ALASKA PUBLIC AGENCY ACTED WITHIN ITS AUTHORITY IN SPECIFYING EQUIPMENT WHICH EXCLUDED THE CONTRACTOR FROM THE BIDDING PROCESS

The Alaska Energy Authority (“AEA”) is a public state agency which provides technical support to hundreds of Alaskan villages located off the electrical grid that produce and distribute their own energy needs. The AEA sought to upgrade the utilities in the native villages by installing new switch gear. The standard switch gear or “computer brain” operating switch gear is a programmable logic controller (“PLC”). A contractor bidding on the project, an Alaska subsidiary of an Australian firm, manufactured an alternative switch gear which ran off a personal computer (“PC”). For PC-based switch gear is used in Australia, but has never been used in the United States.
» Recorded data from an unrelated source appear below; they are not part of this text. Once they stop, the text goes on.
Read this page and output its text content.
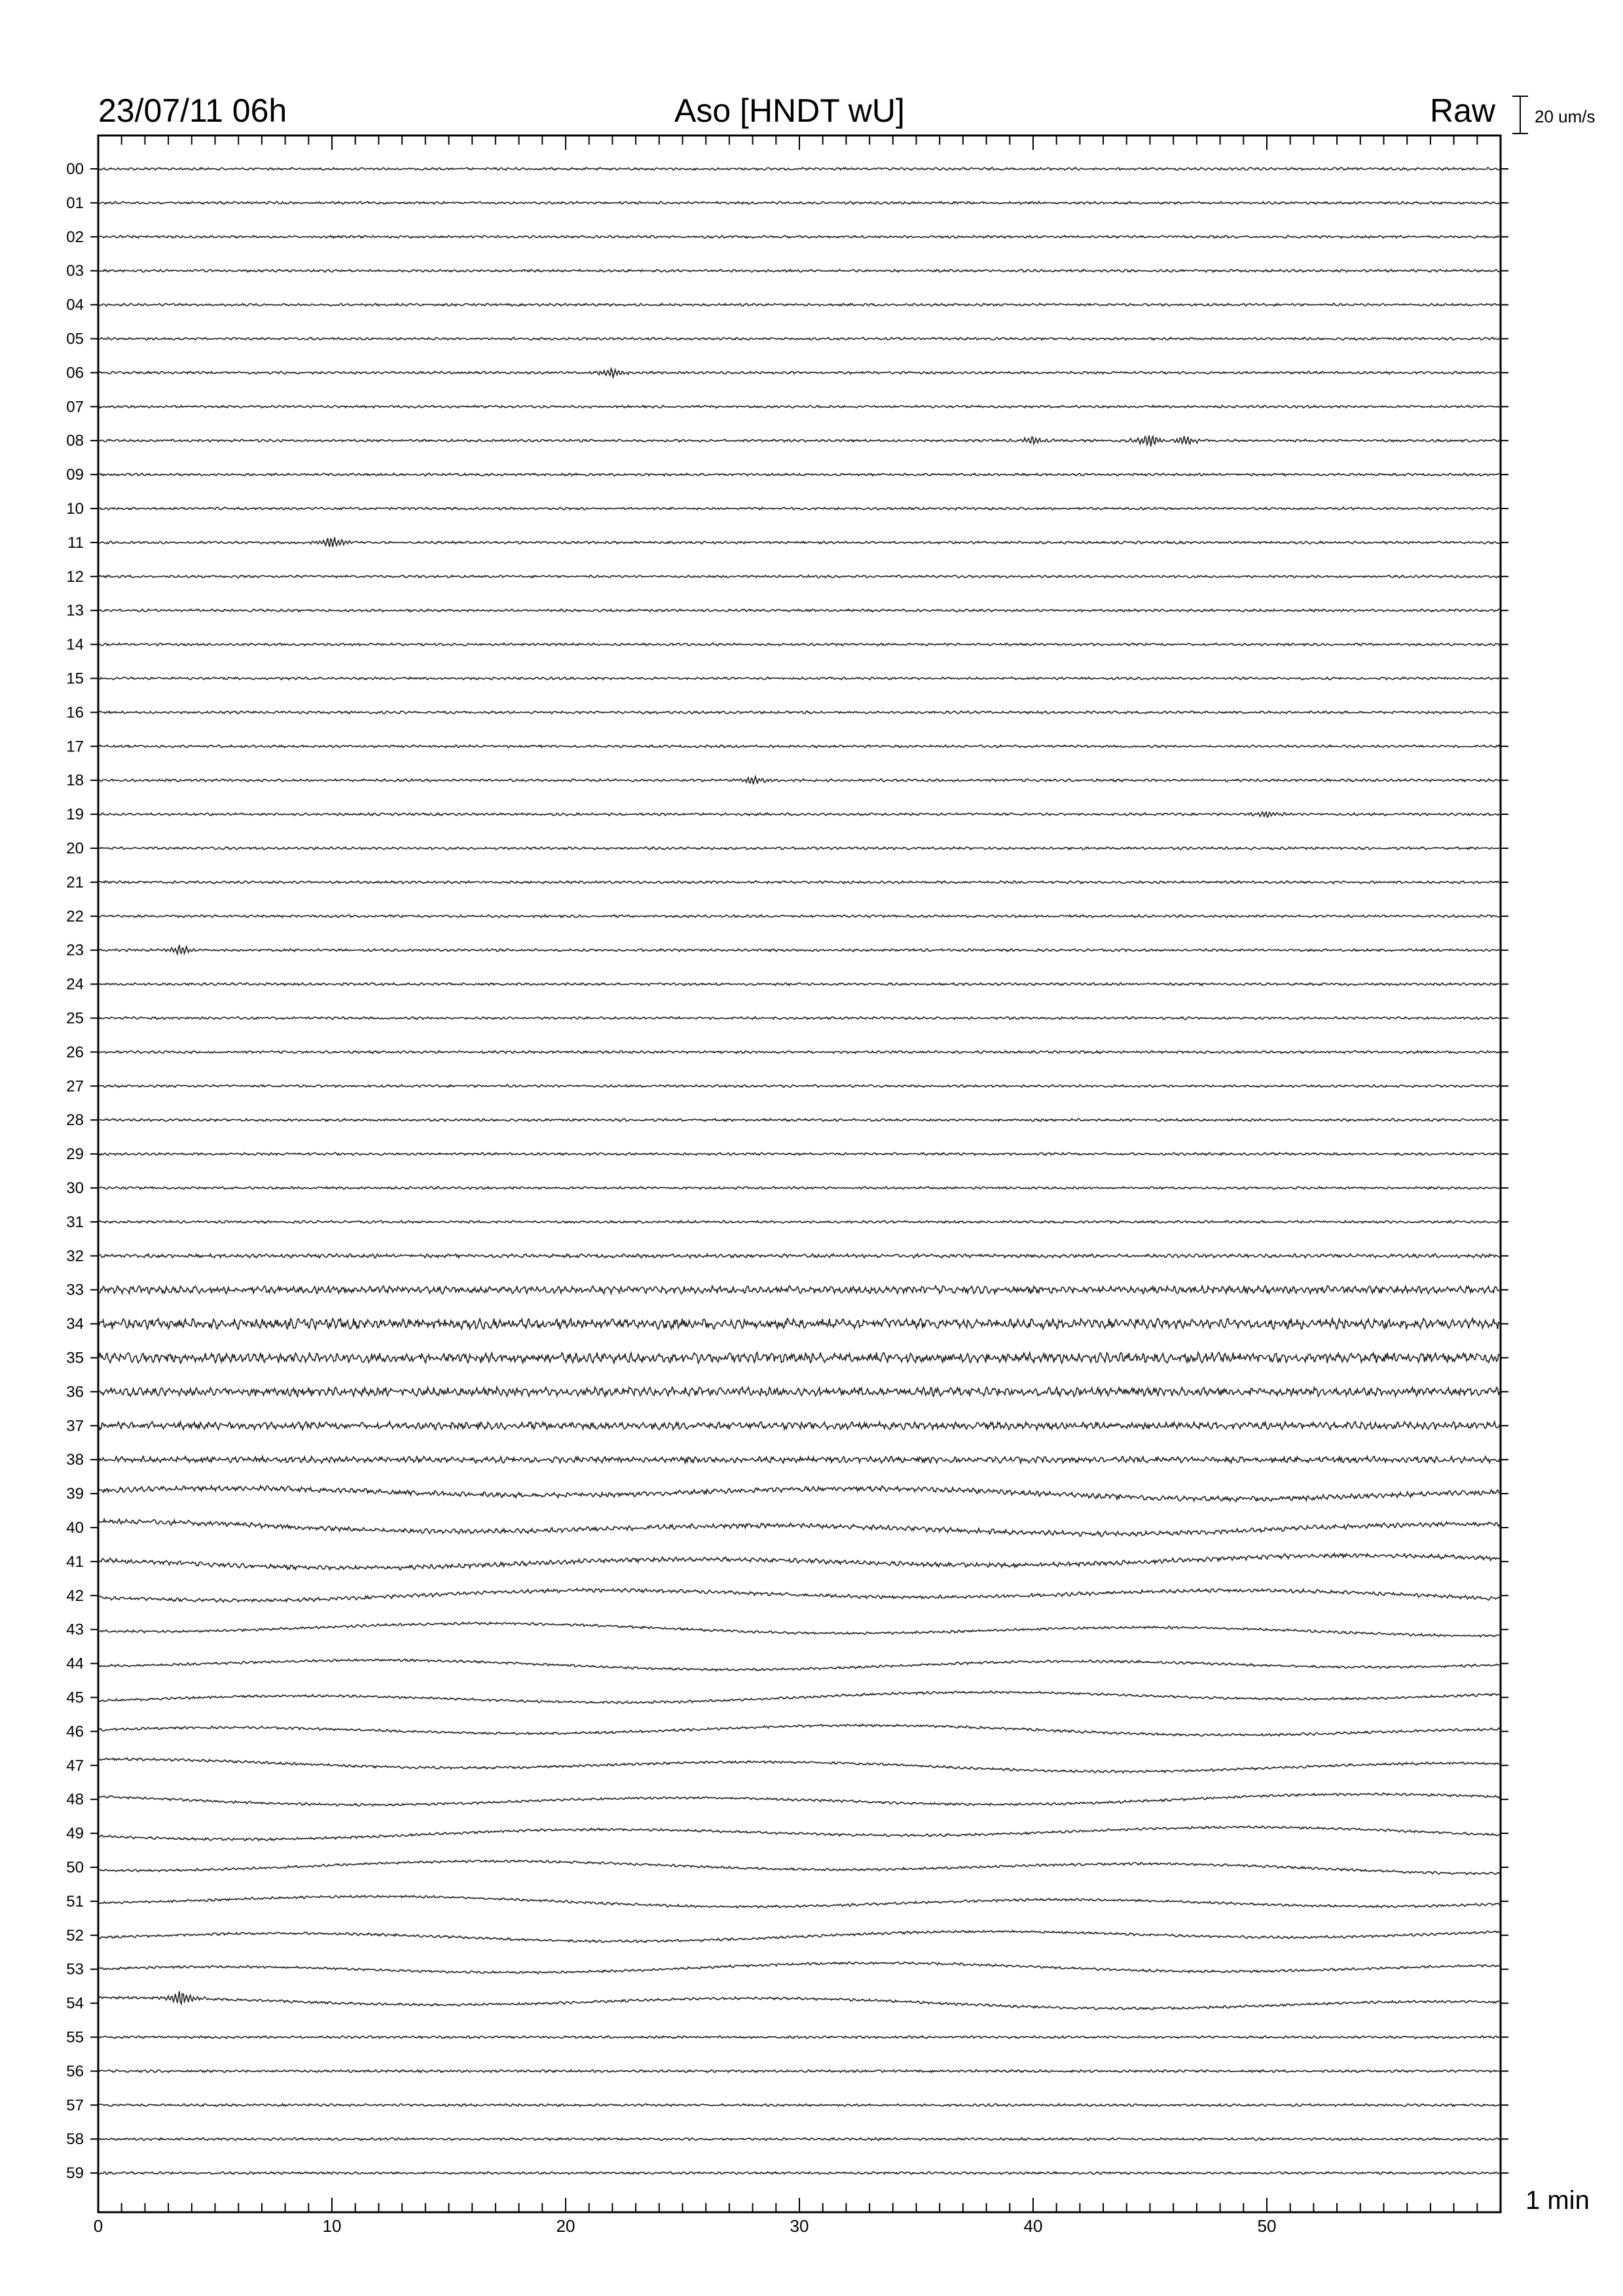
23/07/11 06h	Aso [HNDT wU]	Raw 20 um/s
1 min
00
01
02
03
04
05
06
07
08
09
10
11
12
13
14
15
16
17
18
19
20
21
22
23
24
25
26
27
28
29
30
31
32
33
34
35
36
37
38
39
40
41
42
43
44
45
46
47
48
49
50
51
52
53
54
55
56
57
58
59
0	10	20	30	40	50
The AEA, in determining which switch gear should be used, conducted two pilot programs in which native villages used the PLC-based switch gear and other villages used the PC-based switch gear. Before the pilot program was completed, and a final determination was made, the AEA issued an invitation to bid for statewide installation of PLC-based switch gear, not PC-based switch gear. The AEA indicated that it was compelled to act before the pilot programs were completed that it could meet a funding deadline.
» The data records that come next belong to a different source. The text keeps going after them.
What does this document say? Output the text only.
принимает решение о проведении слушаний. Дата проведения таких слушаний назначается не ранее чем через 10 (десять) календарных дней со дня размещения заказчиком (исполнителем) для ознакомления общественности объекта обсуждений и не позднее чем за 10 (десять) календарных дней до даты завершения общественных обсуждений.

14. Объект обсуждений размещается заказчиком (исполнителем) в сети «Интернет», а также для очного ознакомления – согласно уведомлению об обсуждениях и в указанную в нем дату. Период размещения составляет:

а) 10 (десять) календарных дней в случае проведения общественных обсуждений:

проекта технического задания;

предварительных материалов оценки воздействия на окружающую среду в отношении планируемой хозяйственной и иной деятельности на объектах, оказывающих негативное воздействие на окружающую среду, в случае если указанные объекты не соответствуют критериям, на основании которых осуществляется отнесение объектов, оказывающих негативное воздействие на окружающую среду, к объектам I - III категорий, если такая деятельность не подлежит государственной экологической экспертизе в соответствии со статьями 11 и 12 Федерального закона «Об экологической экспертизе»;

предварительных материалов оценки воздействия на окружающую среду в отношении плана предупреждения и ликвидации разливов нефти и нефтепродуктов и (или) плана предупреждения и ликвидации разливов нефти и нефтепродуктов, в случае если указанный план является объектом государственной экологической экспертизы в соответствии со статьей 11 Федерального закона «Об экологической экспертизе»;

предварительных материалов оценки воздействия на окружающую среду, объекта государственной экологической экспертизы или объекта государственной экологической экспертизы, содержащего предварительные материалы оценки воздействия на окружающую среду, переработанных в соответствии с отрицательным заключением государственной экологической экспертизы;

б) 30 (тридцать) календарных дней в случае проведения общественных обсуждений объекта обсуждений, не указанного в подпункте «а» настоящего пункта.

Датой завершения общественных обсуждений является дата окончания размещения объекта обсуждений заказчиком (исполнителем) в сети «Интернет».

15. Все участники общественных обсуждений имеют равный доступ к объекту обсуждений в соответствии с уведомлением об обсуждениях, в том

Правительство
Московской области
The PC-based switch gear supplier filed a bid protest contending that the specifications were unduly restrictive, because the specs excluded the use of PC-based switch gear. The hearing officer denied the protest on the grounds that the agency had acted within its discretion.
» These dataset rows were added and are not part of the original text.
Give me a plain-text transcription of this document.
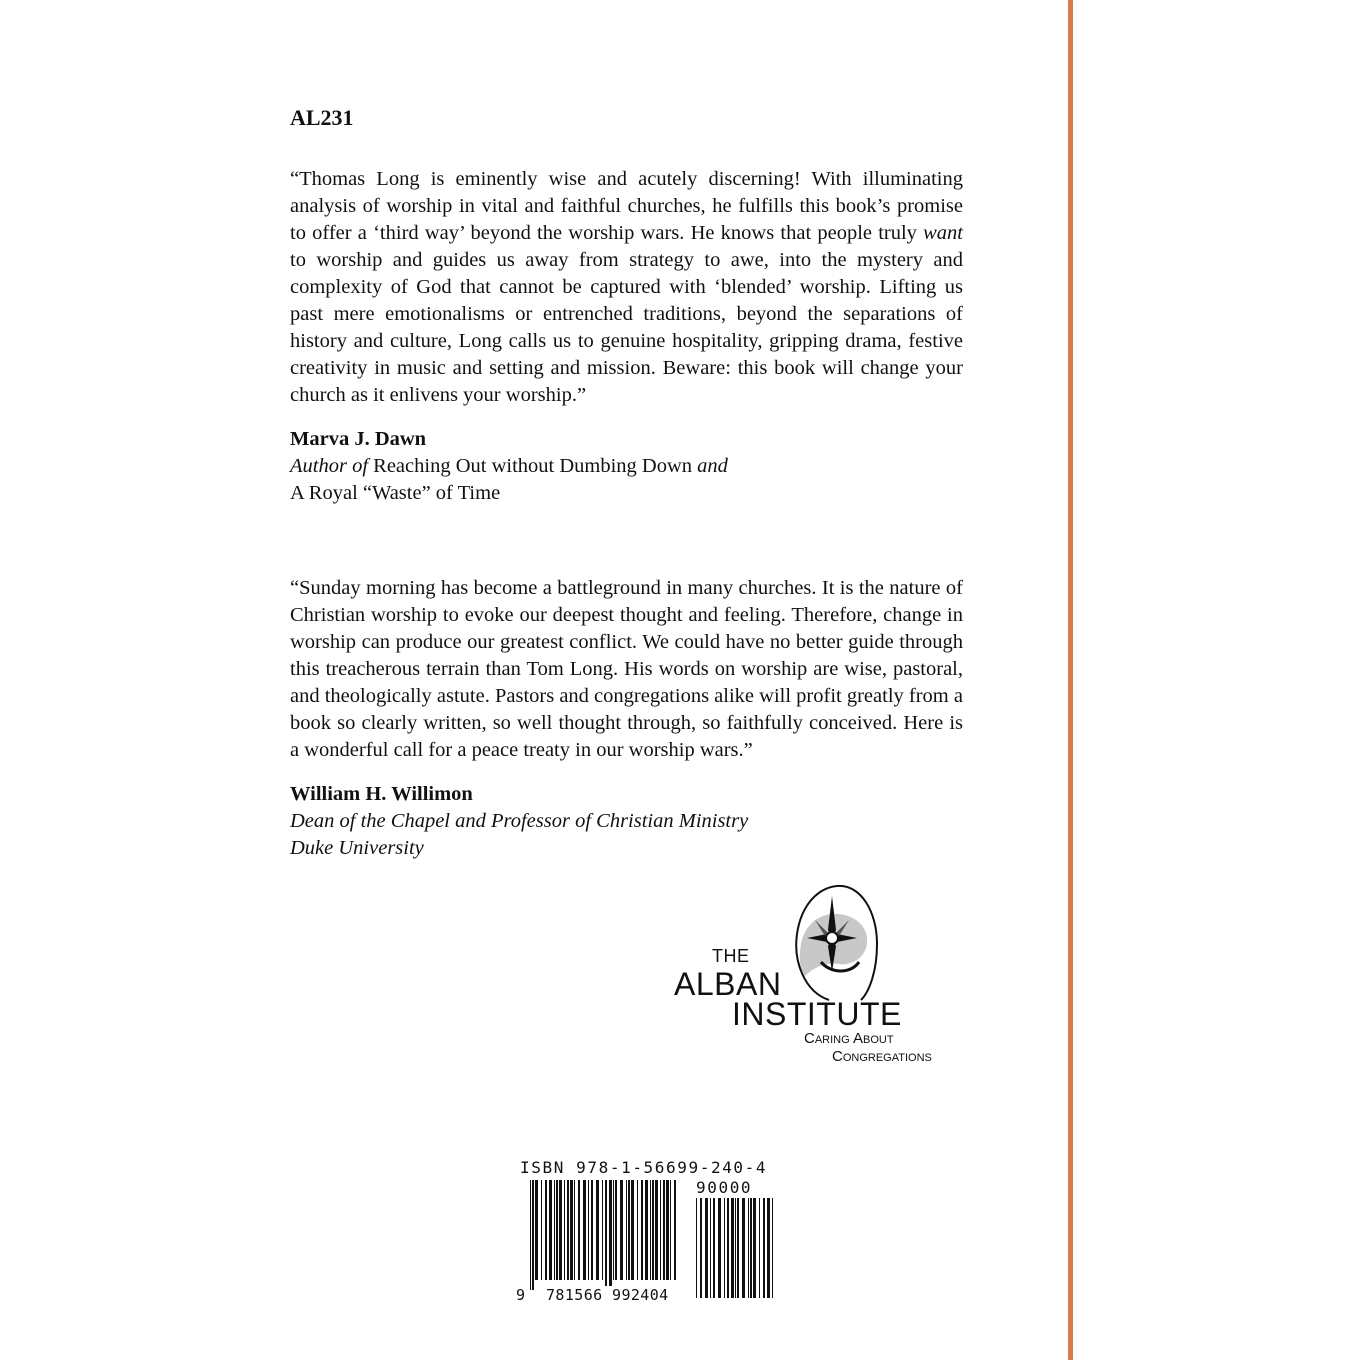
AL231

“Thomas Long is eminently wise and acutely discerning! With illuminating analysis of worship in vital and faithful churches, he fulfills this book’s promise to offer a ‘third way’ beyond the worship wars. He knows that people truly want to worship and guides us away from strategy to awe, into the mystery and complexity of God that cannot be captured with ‘blended’ worship. Lifting us past mere emotionalisms or entrenched traditions, beyond the separations of history and culture, Long calls us to genuine hospitality, gripping drama, festive creativity in music and setting and mission. Beware: this book will change your church as it enlivens your worship.”

Marva J. Dawn
Author of Reaching Out without Dumbing Down and
A Royal “Waste” of Time

“Sunday morning has become a battleground in many churches. It is the nature of Christian worship to evoke our deepest thought and feeling. Therefore, change in worship can produce our greatest conflict. We could have no better guide through this treacherous terrain than Tom Long. His words on worship are wise, pastoral, and theologically astute. Pastors and congregations alike will profit greatly from a book so clearly written, so well thought through, so faithfully conceived. Here is a wonderful call for a peace treaty in our worship wars.”

William H. Willimon
Dean of the Chapel and Professor of Christian Ministry
Duke University
THE
ALBAN
INSTITUTE
Caring About
Congregations
ISBN 978-1-56699-240-4
90000
9 781566 992404
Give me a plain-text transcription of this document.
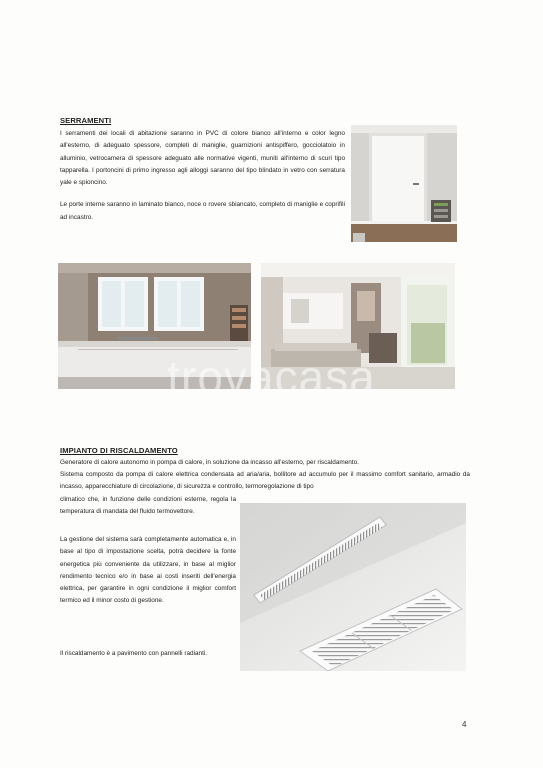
SERRAMENTI

I serramenti dei locali di abitazione saranno in PVC di colore bianco all'interno e color legno all'esterno, di adeguato spessore, completi di maniglie, guarnizioni antispiffero, gocciolatoio in alluminio, vetrocamera di spessore adeguato alle normative vigenti, muniti all'interno di scuri tipo tapparella. I portoncini di primo ingresso agli alloggi saranno del tipo blindato in vetro con serratura yale e spioncino.

Le porte interne saranno in laminato bianco, noce o rovere sbiancato, completo di maniglie e coprifili ad incastro.

IMPIANTO DI RISCALDAMENTO
Generatore di calore autonomo in pompa di calore, in soluzione da incasso all'esterno, per riscaldamento.
Sistema composto da pompa di calore elettrica condensata ad aria/aria, bollitore ad accumulo per il massimo comfort sanitario, armadio da incasso, apparecchiature di circolazione, di sicurezza e controllo, termoregolazione di tipo
climatico che, in funzione delle condizioni esterne, regola la temperatura di mandata del fluido termovettore.
La gestione del sistema sarà completamente automatica e, in base al tipo di impostazione scelta, potrà decidere la fonte energetica più conveniente da utilizzare, in base al miglior rendimento tecnico e/o in base ai costi inseriti dell'energia elettrica, per garantire in ogni condizione il miglior comfort termico ed il minor costo di gestione.
Il riscaldamento è a pavimento con pannelli radianti.
trovacasa
4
The Alaska Supreme Court affirmed the hearing officer’s decision. The contractor which had anticipated furnishing the PC-based switch gear argued that the agency made the wrong decision with regard to the relative merits of the PLC and PC systems. The Court held that the protestor’s “arguments largely missed the point: the question at issue here is not whether the agency made the right decision in preferring one operating system over the other or in deciding to buy now rather than later; instead, the question is whether the agency had the authority to specify the system it wanted and, if so, whether it had a rational basis for its ultimate choice.”